Interplace has two Los Angeles offices, including its headquarters, plus offices in Gardena, San Francisco and New York City. The agency is partly owned by Recruit Co., the firm at the center of the 1989 bribery scandal that led to the resignation of Japanese Prime Minister Noboru Takeshita.
Court marshals evacuated Interplace’s offices on Friday and sealed the doors with tape. As of Tuesday afternoon, an office in the Mid-Wilshire district had a copy of the judge’s order posted on the door.
The shutdown order will be effective pending a hearing in San Francisco federal court on Thursday.
The EEOC and Interplace declined to discuss the shutdown, saying Weigel also issued an order prohibiting them from discussing the order.
Normally, EEOC charges and investigations are confidential until action is taken against an employer.

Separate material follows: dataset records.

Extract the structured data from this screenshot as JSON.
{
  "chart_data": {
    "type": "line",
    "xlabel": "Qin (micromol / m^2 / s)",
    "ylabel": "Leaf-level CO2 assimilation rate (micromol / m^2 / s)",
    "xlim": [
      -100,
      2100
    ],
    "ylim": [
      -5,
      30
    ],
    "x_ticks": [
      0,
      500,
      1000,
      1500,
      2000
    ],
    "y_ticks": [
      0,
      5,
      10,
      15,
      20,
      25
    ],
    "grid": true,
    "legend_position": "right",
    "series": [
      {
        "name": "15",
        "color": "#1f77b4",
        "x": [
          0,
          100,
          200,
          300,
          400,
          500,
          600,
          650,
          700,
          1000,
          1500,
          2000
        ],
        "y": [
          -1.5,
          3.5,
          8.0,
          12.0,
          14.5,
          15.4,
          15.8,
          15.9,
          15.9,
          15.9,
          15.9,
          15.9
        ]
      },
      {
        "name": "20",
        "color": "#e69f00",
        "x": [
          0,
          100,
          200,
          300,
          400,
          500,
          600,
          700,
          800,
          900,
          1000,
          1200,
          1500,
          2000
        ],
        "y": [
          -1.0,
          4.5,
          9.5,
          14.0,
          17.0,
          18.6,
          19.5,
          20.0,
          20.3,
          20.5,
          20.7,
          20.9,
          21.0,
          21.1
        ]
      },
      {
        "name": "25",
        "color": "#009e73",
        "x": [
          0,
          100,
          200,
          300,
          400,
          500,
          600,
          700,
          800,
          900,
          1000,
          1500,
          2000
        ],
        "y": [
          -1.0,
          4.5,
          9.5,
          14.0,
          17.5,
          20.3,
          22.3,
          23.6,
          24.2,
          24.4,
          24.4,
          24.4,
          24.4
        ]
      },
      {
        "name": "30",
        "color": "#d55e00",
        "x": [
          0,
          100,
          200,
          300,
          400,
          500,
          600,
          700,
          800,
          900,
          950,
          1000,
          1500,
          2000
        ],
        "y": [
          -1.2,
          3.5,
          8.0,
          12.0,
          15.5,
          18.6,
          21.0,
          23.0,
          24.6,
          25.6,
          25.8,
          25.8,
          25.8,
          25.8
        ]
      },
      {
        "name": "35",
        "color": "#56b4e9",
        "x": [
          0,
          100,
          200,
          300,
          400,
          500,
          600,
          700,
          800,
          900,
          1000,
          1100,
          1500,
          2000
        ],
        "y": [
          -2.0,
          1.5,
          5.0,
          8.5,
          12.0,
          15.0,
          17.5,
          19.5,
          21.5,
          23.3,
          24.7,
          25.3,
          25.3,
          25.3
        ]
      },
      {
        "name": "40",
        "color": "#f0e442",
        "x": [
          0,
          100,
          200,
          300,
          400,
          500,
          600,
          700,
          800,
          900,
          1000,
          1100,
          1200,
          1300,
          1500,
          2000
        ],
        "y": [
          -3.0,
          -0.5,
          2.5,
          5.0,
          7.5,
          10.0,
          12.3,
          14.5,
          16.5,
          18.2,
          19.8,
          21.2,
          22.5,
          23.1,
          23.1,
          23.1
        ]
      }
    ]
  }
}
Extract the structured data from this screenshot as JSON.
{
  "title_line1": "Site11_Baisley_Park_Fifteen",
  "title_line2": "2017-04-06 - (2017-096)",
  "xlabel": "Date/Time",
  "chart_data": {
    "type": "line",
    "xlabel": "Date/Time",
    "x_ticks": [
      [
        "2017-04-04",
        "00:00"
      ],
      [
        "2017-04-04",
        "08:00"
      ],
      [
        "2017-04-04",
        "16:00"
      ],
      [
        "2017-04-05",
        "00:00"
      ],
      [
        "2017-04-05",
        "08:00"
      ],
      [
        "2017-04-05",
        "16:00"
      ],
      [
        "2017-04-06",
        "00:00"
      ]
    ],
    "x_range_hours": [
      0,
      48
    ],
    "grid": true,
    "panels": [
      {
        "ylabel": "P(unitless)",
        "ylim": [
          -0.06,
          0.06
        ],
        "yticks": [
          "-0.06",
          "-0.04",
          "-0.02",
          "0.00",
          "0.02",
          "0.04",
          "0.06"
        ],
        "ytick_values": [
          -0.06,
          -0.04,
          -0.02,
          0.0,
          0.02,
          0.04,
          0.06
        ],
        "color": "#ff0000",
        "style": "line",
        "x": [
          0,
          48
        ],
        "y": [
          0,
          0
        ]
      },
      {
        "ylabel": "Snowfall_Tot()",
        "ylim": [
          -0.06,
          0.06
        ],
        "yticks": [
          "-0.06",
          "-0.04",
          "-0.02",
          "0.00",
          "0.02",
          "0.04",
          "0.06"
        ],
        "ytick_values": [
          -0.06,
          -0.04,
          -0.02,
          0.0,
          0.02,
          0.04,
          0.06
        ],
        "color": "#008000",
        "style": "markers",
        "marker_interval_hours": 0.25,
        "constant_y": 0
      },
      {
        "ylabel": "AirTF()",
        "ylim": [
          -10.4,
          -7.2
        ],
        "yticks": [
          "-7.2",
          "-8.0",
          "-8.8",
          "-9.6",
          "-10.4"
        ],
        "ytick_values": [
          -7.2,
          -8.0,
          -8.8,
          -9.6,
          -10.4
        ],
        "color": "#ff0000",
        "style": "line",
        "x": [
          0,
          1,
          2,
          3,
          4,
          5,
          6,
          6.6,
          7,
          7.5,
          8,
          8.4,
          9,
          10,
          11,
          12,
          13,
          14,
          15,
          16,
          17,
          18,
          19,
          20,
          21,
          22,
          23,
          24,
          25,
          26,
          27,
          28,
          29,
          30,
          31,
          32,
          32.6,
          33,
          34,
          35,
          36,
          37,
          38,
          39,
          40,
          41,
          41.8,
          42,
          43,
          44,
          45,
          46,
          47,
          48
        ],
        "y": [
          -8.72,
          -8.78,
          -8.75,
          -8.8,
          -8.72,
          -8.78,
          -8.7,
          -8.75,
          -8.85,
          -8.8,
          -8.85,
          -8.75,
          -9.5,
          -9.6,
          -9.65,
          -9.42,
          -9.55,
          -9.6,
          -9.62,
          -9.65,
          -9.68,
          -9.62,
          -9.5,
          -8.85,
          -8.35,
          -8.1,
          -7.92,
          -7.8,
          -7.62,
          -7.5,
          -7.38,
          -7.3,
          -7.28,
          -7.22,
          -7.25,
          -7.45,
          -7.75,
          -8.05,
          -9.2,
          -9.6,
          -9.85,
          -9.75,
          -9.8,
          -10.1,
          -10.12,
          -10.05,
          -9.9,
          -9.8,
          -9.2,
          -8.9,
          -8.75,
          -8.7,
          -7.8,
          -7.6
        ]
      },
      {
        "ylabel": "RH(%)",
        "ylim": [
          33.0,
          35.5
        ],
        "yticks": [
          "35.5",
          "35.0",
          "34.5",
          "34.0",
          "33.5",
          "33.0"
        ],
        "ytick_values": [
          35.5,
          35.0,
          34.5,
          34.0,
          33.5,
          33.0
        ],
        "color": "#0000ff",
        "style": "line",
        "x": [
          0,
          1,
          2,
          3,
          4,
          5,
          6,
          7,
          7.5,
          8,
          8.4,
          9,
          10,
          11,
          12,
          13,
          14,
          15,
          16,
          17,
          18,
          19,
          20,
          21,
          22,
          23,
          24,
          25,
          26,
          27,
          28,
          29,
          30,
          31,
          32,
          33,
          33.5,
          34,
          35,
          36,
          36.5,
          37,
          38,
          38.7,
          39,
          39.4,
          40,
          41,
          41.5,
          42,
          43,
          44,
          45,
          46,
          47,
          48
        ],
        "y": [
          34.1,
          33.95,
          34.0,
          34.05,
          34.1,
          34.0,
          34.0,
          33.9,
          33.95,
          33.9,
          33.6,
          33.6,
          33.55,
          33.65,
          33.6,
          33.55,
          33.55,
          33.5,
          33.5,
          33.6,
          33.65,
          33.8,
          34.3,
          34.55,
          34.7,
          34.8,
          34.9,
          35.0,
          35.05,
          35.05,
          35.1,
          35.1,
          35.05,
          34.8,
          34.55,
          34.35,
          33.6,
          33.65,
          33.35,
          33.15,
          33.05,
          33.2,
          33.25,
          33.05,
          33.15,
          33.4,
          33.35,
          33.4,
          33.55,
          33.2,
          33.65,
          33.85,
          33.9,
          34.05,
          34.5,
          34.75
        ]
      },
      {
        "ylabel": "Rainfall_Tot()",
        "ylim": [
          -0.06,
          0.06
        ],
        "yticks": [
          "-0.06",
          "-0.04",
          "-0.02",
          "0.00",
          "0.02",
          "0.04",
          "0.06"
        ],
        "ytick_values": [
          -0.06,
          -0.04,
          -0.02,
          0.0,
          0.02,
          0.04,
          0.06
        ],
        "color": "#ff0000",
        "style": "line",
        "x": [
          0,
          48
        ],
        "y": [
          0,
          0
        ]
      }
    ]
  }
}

The charges against Interplace surfaced last June when EEOC lawyers--fearful that the company would destroy documents critical to the inquiry--obtained a preliminary injunction from Weigel directing Interplace not to alter records or remove them from the country.
On Friday, acting on unspecified evidence, Weigel ruled that Interplace “has violated the terms of the (June) injunction and has altered and destroyed documents and computerized records protected by the preliminary injunction.” He ordered the Interplace offices closed and its personnel banned from the sites.
The order said some records pertinent to the discrimination charges probably still existed in Interplace offices. Without a shutdown the “defendant . . . is likely to alter, destroy or otherwise dispose of those documents and records” before the EEOC inspects them, the order said.
At the Thursday hearing, Interplace will have an opportunity to contest the shutdown and to respond to a court proposal for a supervised document search involving the EEOC, the order said. The order proposes an EEOC search of Interplace offices Friday through Monday.
The shutdown surprised some experts on discrimination law. Joel P. Kelly, a Los Angeles lawyer who represents employers in discrimination cases, said a business shutdown in an EEOC dispute may be unprecedented.
Kelly said the developments could be a sign that the EEOC, chartered to enforce federal laws prohibiting discrimination, will be more aggressive.
“It’s an incredible decision by the court,” Kelly said. “The EEOC can no longer be viewed as a patsy agency. They have teeth and they’re showing them.”
John Shiner, an attorney for Interplace, would not comment on the Weigel order. However, he said Interplace has denied the EEOC’s charges of discriminatory practices.